OS  EUCALIPTOS

                                    - I -

        Era noite e o carro descia, em alta velocidade, a velha estrada margeada por  eucaliptos. Nunca se cansara de admirar aquelas árvores enormes, imponentes  e de odor característico. Elas, como todas as plantas, em geral, a atraíam e  acalmavam. Creditava isso ao verde e à seus diferentes matizes, tonalidade  que lhe infundia serenidade, paz...
        Uma lágrima rolou-lhe pela face. Furtivamente olhou para o companheiro, mas  ele conduzia o veículo olhando diretamente para a frente.
        — Graças a Deus, não viu — pensou. Não teve coragem de enxugá-la.
        Deixou-a secando no rosto, cuidadosamente maquiado, e voltou a olhar os  eucaliptos. Queria gravá-los, como em despedida, altivos, calmos, serenos. Fotografou com a retina a estrada antiga, tantas vezes percorrida, iluminada pela lua cheia que, radiosa, imperava no céu escuro pontilhado de estrelas.
        — Noite linda, perfeita... — divagava.
        Mais uma vez foi tomada pela vontade de saltar, de se jogar do carro em  movimento. Encostou a mão na porta; não estava travada.

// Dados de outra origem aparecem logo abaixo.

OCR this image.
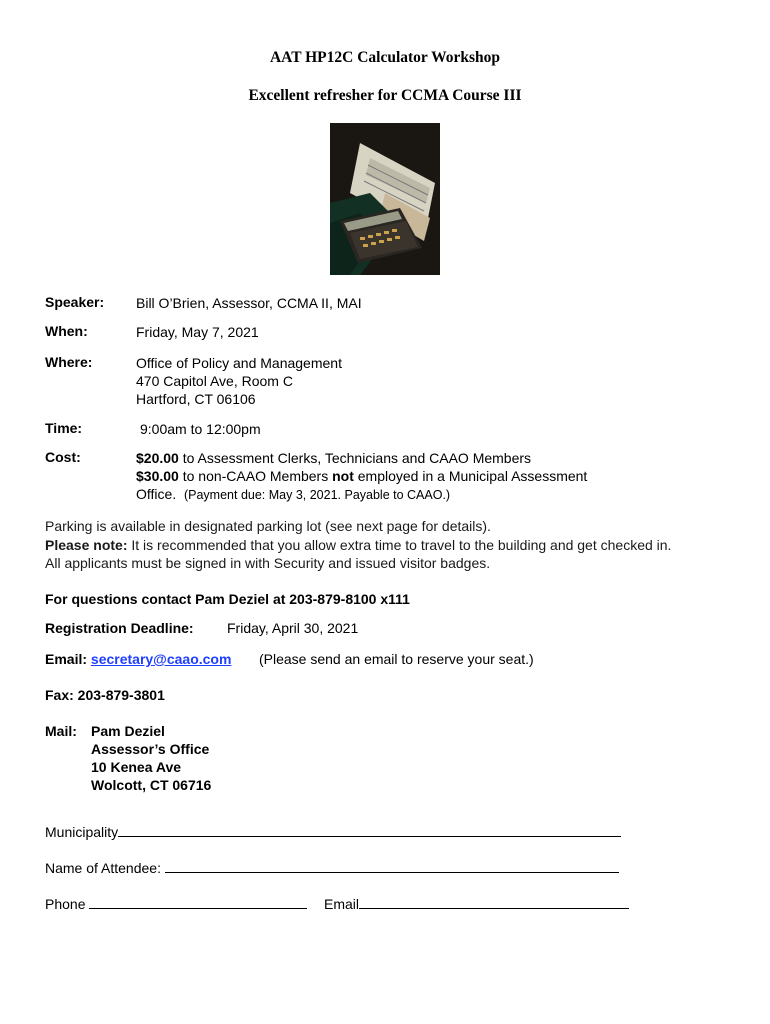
AAT HP12C Calculator Workshop
Excellent refresher for CCMA Course III
Speaker: Bill O’Brien, Assessor, CCMA II, MAI
When:	Friday, May 7, 2021
Where:	Office of Policy and Management
470 Capitol Ave, Room C
Hartford, CT 06106
Time:	9:00am to 12:00pm
Cost:	$20.00 to Assessment Clerks, Technicians and CAAO Members
$30.00 to non-CAAO Members not employed in a Municipal Assessment
Office. (Payment due: May 3, 2021. Payable to CAAO.)
Parking is available in designated parking lot (see next page for details).
Please note: It is recommended that you allow extra time to travel to the building and get checked in.
All applicants must be signed in with Security and issued visitor badges.
For questions contact Pam Deziel at 203-879-8100 x111
Registration Deadline: Friday, April 30, 2021
Email: secretary@caao.com (Please send an email to reserve your seat.)
Fax: 203-879-3801
Mail: Pam Deziel
Assessor’s Office
10 Kenea Ave
Wolcott, CT 06716
Municipality
Name of Attendee:
Phone	Email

                            - II -

        Haviam acabado de jantar em um restaurante aconchegante, onde se namoravam, às escondidas, trinta anos atrás.
        O resultado não fora o esperado. Apesar de elogiar-lhe a beleza madura, superior, a seu ver, à da menina de outrora, o homem mantinha-se distante e pensativo. Ela podia ler-lhe os pensamentos e envergonhada, abaixava a cabeça. Felizmente o ambiente era escuro, apenas uma vela acesa à mesa, os semblantes encobertos pela penumbra. Por vezes, parecia que ele acordava, lembrando-lhe o amante de outros tempos. Cerimonioso, servia-lhe o vinho tinto, cuidadosamente escolhido, comentava a comida, sorria. Ela sorria, também, estendendo a mão para acariciar-lhe o rosto bem escanhoado, gesto antigo de carinho. Embora não a repelisse, era nítido o imperceptível recuo. Sentia-se morrer nestes momentos e continha, à custo, as lágrimas que toldavam-lhe a visão.
        Agora voltavam em silêncio, entregues a seus próprios pensamentos. Nada havia para ser dito.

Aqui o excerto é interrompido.